As stated above, a court may exempt an offender from the registration requirement if registration is not required for public safety and the offender (1) is under age 19 and convicted of having sexual intercourse with a victim age 13-15 (2nd Degree Sexual Assault) or (2) has sexual contact with another person without consent (4th Degree Sexual Assault). The offender must apply for the exemption by filing form JD-CR-122 with the court and the prosecuting attorney and filing notice of the application (JD-VS-3) with the Office of Victim Services. We have attached a copy of the forms.

Can An Offender's Name be Removed From the List if He Can Prove That He is Not a Predator or a Repeat Offender?

Generally no, however as described above, a court must consider an offender's threat to public safety when considering whether to exempt him from the registration requirement.

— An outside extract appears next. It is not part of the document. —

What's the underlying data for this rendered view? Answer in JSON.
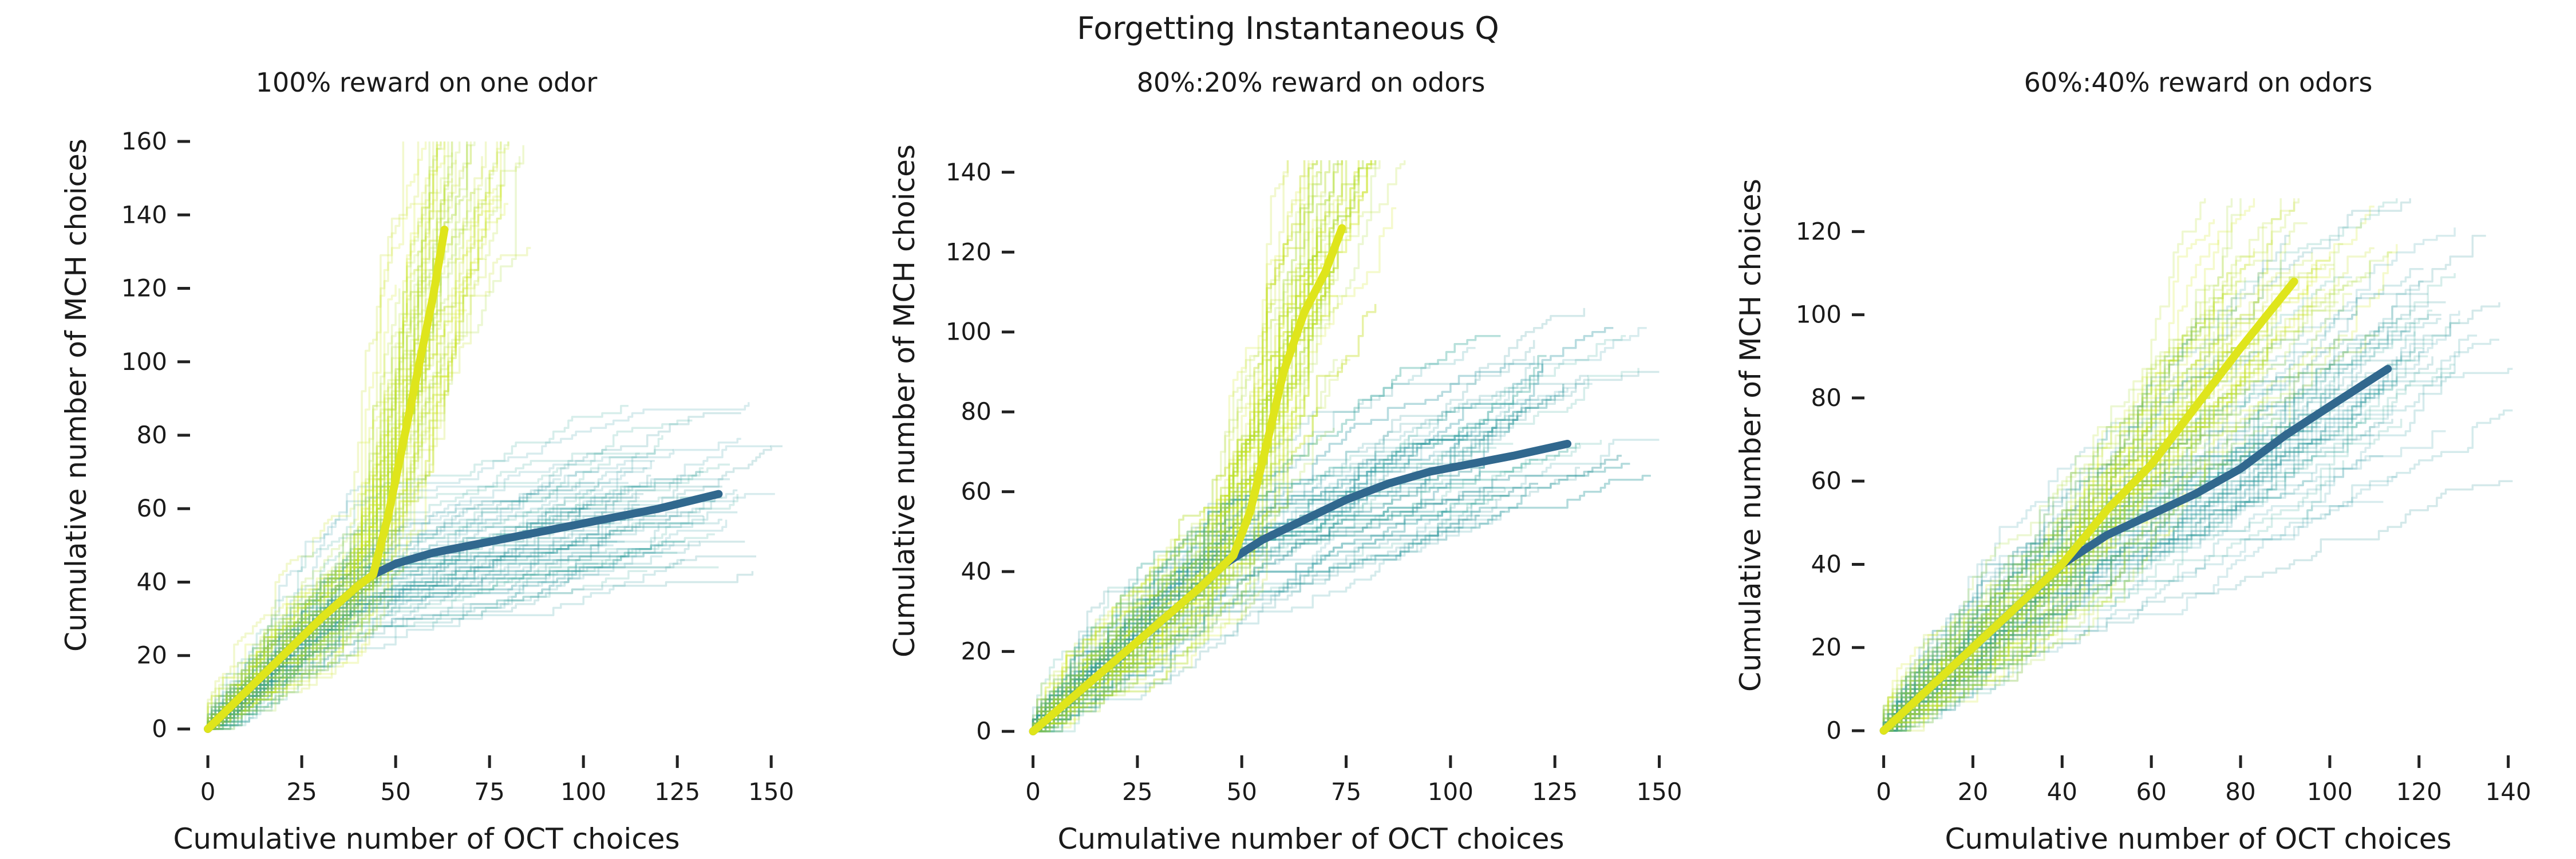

Can a Sex Offender Petition the Board of Pardons and Paroles for a Pardon if He Completes His Sentence and Refrains From Repeat Offenses?

Yes. The Board of Pardons and Paroles has the power to grant pardons for any crime, either before the sentence is served or after (CGS 54-130a and -130d).

The person seeking the pardon must submit a petition to the board. There are no statutory criteria for granting or denying a pardon—the board is authorized to grant pardons, absolute or conditional, for any offense at any time after a person is sentenced. Each case is looked at individually.

How do Connecticut's Child Sexual Offender Registration Laws Differ From Those in Other States?

Please see OLR Report 2005-R-0673. It compares Connecticut's sexual offender registration laws to Florida's laws, which most analysts agree are the most comprehensive in the nation.